LES REFORMES SALUEES

Certaines réformes ont été saluées. Il s’agit notamment : du renforcement des moyens d’action du Médiateur de la République ; la protection des droits et libertés ; le réaménagement des pouvoirs juridictionnels etc.En tout état de cause, le moment choisi pour les réformes constitue une bombe à retardement qu’il faut gérer si on ne veut connaître les évènements douloureux du Sénégal. Il appartient au Chef de l’Etat de savoir ménager les susceptibilités afin que notre démocratie puisse sortir grandie de cette étape.
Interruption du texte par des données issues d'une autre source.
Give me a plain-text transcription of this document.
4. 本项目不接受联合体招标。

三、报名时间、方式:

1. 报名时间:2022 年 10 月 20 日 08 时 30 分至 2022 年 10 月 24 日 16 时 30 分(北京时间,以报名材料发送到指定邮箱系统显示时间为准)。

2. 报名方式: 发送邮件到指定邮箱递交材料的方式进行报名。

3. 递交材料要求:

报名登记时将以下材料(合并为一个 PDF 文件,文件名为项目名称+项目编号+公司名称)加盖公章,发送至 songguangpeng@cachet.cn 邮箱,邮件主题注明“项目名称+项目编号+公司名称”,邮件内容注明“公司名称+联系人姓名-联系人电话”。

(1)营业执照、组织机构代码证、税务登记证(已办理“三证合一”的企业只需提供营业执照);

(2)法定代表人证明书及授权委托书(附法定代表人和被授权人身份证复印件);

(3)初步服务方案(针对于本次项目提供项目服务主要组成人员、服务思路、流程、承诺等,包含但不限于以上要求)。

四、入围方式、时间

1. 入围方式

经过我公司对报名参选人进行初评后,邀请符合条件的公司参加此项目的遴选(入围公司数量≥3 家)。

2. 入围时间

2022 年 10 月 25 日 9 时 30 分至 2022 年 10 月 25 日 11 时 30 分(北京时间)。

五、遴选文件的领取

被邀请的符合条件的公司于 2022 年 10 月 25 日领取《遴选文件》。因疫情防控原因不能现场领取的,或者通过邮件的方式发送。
A suivre donc…

Lemzo Diallo

Les fausses notes de la conférence :
deux Ministres, seulement 5 Journalistes invités

A la lumière du déroulement de la conférence de presse sur les réformes constitutionnelles qui s’est déroulée le samedi dernier à la maison, certains se demandent  si toutefois, c’est une question  Nationale ou celle du PIDS. Pour cause, malgré l’importance du sujet pour tout le pays, Daba Diawara et son équipe n’a daigné inviter que 5 organes de presse jugés proches de son parti. En plus cette rencontre, avec leurs hommes de médias, n’a pas dissiper les inquiétudes quand au choix du moment.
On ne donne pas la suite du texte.